CHAPTER 32

"Really?" She nodded. 

"I'm scared of him. I'd hate for him to find out anything about me." 

This absorbing information about my neighbor was interrupted by Mrs. McKee suddenly pointing at Catherine. 

"Chester, I think you could do something with HER," she exclaimed, but Mr. McKee merely nodded in a bored manner and turned his attention back to Max. 

"I'd like to do more work on Long Island if I could get the opportunity. All I ask is a start." 

"Ask Sophie," said Max, breaking into a brief laugh as Mrs. Foster entered with a tray. "She'll give you a letter of introduction, won't you, Sophie?" 

"Do what?" she asked, startled. 

"You'll give Mr. McKee a letter of introduction to your husband so he can do some studies of him." His lips moved silently as he invented, "'Henry F. Foster at the Gasoline Pump,' or something like that." 

Catherine leaned closer to me and whispered, "Neither of them can stand the person they're married to." 

"Can't they?" 

"Can't STAND them." She looked at Sophie and then at Max. "What I say is, why keep living with them if they can't stand them? If I were them, I'd get a divorce and marry each other immediately." 
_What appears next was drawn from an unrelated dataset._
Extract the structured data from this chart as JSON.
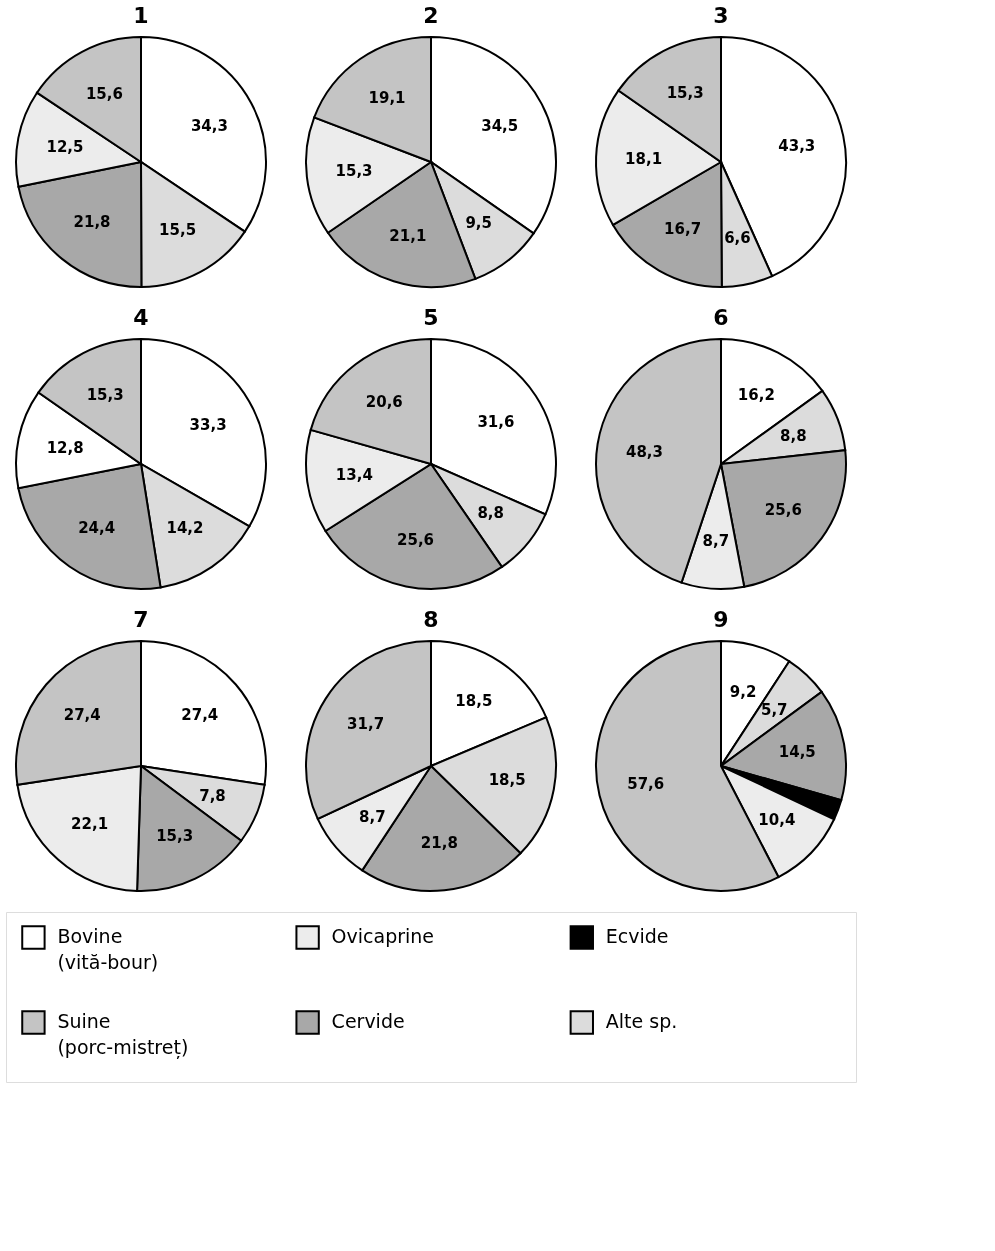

"Doesn't she dislike Henry either?" 

The answer came unexpectedly from Sophie, who had overheard the question and responded violently and obscenely. 

"You see?" Catherine said triumphantly. She lowered her voice again. "It's really his wife keeping them apart. She's a Catholic and they don't believe in divorce." 

Lily was not a Catholic, and I was somewhat shocked by the complexity of the lie.